To compound matters, the Bowl’s amplification, which earlier in the season had been something to love, made the brass and winds sound tinny and thin, although the strings were rich and full. On the other hand, the sound system seemed primed for Bennett’s orchestral distillation of “Porgy and Bess.”

There was a time -- shame on us -- when a case had to be made in the classical world for Gershwin’s opera. Bennett’s “Symphonic Picture,” first done in 1943, played a part in getting the music out there, and not just the big tunes. But its beefed-up dance-band arrangements and invented transitions sound dated and quaint these days when we know the work and prefer our Gershwin straight.
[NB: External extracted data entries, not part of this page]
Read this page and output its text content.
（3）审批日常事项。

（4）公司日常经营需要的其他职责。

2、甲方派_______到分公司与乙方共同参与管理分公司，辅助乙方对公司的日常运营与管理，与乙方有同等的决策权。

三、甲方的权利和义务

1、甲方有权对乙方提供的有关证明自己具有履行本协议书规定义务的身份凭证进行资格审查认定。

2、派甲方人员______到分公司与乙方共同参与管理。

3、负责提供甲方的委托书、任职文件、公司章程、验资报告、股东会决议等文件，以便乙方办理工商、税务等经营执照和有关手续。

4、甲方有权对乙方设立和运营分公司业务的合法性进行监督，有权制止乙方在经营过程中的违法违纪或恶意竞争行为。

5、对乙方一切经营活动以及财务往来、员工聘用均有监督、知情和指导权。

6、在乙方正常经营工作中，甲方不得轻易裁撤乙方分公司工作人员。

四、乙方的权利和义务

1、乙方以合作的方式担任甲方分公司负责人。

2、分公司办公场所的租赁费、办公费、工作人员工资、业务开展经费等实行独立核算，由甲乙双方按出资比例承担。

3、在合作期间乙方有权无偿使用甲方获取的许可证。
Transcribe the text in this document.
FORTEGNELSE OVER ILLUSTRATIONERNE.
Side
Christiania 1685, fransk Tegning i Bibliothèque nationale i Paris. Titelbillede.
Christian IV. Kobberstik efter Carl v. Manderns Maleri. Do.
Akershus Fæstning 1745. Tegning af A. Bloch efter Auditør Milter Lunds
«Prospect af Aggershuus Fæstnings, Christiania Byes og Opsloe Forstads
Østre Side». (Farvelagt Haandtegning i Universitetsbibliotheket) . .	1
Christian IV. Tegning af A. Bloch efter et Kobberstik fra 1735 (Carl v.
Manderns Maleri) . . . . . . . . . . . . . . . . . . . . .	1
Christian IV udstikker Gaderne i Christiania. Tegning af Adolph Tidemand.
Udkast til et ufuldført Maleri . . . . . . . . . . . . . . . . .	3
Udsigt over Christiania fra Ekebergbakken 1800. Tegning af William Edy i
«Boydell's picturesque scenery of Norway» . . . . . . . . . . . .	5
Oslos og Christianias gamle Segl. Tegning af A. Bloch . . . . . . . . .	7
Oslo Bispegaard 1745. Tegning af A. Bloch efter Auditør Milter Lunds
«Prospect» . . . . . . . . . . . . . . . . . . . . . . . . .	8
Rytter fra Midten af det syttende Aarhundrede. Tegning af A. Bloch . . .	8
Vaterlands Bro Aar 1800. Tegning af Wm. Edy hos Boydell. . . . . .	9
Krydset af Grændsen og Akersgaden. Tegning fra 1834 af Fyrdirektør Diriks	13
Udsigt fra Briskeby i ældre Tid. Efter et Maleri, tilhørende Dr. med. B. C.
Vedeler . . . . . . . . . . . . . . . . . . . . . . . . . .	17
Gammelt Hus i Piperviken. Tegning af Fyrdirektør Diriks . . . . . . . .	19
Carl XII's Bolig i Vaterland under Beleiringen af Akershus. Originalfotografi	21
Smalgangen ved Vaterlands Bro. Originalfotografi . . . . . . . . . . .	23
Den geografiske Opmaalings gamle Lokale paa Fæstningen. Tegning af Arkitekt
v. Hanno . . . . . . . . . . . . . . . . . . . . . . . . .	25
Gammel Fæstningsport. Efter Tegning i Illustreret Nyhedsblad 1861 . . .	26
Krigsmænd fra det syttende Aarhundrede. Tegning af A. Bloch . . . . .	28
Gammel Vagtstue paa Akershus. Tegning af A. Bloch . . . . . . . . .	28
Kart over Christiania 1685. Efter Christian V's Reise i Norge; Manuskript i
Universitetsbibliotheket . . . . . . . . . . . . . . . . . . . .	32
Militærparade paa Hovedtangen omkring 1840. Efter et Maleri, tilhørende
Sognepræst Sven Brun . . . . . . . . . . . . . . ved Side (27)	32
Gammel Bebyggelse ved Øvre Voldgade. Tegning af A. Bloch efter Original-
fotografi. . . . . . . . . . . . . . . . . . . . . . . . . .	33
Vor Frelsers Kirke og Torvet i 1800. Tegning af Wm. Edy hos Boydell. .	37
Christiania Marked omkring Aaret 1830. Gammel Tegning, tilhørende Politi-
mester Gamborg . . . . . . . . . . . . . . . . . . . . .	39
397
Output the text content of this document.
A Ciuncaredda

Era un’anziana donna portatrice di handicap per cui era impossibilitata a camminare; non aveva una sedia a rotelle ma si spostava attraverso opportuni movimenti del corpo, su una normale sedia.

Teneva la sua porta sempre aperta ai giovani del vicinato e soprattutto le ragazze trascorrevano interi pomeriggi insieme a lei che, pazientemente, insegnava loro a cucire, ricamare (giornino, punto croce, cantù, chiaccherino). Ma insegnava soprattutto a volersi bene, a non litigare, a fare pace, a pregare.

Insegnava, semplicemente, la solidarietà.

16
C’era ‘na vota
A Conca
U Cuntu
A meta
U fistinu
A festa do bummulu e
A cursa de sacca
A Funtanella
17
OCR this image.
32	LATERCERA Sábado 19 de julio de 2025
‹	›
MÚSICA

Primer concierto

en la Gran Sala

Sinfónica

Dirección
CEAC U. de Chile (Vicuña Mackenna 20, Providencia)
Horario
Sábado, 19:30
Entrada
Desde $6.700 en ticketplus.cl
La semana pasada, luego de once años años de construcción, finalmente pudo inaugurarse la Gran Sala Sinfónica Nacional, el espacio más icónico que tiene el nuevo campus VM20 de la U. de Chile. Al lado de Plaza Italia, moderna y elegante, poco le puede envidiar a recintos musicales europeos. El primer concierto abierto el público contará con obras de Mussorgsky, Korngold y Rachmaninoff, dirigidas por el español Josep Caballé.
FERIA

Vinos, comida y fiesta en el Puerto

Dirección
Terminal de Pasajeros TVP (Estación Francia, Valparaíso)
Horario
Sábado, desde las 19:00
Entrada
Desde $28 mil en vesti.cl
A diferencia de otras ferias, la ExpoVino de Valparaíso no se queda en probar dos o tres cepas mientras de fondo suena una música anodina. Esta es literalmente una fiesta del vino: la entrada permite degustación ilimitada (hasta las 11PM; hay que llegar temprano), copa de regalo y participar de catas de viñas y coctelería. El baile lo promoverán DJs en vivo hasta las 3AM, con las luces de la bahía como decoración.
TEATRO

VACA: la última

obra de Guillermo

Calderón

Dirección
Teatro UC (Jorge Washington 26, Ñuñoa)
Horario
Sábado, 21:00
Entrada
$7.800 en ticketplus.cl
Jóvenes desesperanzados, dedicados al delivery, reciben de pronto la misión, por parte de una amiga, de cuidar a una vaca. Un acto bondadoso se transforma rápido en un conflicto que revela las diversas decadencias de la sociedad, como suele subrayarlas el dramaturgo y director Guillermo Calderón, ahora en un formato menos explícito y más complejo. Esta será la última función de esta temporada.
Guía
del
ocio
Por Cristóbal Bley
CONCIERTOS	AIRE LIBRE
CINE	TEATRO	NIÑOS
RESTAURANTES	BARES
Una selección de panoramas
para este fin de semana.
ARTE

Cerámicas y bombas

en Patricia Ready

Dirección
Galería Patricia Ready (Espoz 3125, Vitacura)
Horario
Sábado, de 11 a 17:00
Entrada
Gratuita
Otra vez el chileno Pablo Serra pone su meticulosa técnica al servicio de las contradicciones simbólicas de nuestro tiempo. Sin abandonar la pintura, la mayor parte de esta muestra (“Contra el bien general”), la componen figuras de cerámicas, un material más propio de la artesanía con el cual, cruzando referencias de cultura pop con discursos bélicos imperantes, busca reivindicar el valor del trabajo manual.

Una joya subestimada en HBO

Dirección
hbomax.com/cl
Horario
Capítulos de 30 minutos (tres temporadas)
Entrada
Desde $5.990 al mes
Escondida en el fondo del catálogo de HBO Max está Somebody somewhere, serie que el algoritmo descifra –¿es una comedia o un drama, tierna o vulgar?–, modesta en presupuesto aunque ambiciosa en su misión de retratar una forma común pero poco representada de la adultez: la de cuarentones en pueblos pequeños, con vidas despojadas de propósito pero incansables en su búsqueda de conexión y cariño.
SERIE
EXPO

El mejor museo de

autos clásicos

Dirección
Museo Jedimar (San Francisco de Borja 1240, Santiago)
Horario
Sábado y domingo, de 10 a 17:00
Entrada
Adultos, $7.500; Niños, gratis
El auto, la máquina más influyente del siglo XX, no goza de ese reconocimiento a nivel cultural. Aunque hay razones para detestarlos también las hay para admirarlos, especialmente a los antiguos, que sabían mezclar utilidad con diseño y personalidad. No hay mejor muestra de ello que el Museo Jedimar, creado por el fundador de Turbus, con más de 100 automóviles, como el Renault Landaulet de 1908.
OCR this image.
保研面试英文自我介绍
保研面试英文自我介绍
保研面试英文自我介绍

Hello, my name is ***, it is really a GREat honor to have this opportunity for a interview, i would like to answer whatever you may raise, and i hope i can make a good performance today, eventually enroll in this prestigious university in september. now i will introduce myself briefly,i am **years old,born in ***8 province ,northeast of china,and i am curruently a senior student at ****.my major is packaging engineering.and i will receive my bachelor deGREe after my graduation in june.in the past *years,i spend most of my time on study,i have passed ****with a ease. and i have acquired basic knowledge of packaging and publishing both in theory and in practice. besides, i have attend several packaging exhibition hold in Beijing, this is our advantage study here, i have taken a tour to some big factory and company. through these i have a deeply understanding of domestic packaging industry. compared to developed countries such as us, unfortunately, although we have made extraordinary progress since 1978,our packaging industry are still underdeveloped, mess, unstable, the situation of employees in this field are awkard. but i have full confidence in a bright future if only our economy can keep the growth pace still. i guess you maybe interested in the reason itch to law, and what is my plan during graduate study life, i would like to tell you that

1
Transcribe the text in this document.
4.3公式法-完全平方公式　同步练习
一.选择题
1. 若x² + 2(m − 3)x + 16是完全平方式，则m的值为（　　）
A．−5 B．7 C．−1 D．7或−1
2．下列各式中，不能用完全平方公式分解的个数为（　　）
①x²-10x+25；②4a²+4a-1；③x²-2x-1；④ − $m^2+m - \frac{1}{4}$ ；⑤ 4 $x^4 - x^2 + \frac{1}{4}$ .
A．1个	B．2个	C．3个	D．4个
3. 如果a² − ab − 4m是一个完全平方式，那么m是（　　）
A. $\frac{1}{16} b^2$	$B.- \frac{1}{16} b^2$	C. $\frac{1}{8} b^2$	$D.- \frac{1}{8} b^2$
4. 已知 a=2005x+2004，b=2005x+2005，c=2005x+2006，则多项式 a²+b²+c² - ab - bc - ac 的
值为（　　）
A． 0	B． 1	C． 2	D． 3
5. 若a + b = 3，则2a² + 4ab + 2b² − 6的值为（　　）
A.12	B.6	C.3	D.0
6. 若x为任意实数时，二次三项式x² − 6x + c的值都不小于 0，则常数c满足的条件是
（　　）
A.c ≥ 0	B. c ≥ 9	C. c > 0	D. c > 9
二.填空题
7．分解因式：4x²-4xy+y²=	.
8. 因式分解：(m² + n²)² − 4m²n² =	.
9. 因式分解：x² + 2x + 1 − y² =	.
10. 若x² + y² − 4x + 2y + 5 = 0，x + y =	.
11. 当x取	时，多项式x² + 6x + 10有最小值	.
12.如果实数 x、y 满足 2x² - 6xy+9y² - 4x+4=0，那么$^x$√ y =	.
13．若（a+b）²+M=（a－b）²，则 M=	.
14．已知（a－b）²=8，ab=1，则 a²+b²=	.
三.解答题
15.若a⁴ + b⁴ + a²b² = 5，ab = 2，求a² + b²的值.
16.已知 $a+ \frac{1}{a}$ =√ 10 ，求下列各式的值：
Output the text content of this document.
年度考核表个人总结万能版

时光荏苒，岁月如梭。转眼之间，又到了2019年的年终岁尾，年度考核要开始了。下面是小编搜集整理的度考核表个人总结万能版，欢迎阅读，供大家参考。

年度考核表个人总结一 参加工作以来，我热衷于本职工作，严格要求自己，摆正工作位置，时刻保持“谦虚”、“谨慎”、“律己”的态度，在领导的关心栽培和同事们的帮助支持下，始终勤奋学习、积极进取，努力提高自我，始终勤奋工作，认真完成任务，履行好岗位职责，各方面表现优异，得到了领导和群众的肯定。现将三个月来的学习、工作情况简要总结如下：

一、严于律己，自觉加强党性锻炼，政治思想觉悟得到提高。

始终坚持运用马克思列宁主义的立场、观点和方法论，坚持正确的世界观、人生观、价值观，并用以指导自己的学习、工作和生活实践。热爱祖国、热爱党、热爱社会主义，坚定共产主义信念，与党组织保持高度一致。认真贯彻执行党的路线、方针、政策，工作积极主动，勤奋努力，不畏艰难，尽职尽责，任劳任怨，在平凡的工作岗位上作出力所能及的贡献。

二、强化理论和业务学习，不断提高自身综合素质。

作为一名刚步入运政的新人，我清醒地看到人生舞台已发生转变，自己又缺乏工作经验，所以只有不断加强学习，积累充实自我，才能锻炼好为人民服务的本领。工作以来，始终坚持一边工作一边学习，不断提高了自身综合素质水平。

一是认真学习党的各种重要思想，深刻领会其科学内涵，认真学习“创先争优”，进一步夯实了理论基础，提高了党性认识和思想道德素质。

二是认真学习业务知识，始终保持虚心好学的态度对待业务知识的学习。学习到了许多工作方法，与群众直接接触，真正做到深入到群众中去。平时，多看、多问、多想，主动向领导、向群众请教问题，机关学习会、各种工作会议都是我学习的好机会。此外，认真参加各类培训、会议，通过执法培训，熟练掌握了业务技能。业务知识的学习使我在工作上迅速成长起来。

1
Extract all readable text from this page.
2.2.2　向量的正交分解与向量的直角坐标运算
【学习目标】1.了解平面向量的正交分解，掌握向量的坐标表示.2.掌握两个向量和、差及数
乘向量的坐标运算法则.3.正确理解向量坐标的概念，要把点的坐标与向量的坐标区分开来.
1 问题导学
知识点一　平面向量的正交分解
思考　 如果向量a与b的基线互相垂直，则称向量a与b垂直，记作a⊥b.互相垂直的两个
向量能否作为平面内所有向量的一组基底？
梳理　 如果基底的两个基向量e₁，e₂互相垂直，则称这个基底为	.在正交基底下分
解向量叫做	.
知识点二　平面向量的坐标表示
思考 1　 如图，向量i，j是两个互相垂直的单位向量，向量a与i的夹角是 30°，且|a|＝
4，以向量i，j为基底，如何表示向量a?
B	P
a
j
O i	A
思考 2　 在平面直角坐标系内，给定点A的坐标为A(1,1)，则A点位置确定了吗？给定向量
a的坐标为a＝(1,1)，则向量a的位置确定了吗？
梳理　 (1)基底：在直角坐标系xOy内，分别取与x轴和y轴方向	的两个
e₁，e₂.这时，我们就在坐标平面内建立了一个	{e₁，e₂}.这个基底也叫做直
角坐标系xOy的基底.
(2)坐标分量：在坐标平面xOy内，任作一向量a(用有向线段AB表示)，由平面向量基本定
The Philharmonic played it with silky, Hollywood-film-studio smoothness, which isn’t exactly what you want for this emotionally explosive score.

At the opening of Barber’s “Knoxville: Summer of 1915,” by contrast, there’s a danger that the lilting rhythms will turn into short, sing-song phrases. This was a pitfall not entirely avoided by Harth-Bedoya and soprano soloist Elissa Johnston. The composer’s musical gifts may have been limited, but they included an uncanny ability to set the natural rhythms of English prose. Interpreters need a long, flexible line and some sense of rubato.

Still, Johnston’s sense of child-like innocence -- the narrator is perhaps 6 years old -- was appealing. And she and Harth-Bedoya were fully responsive when this passage from James Agee’s “A Death in the Family” plunged into the child’s sudden and profound awareness of mortality, so deepened by Barber’s wonderful music.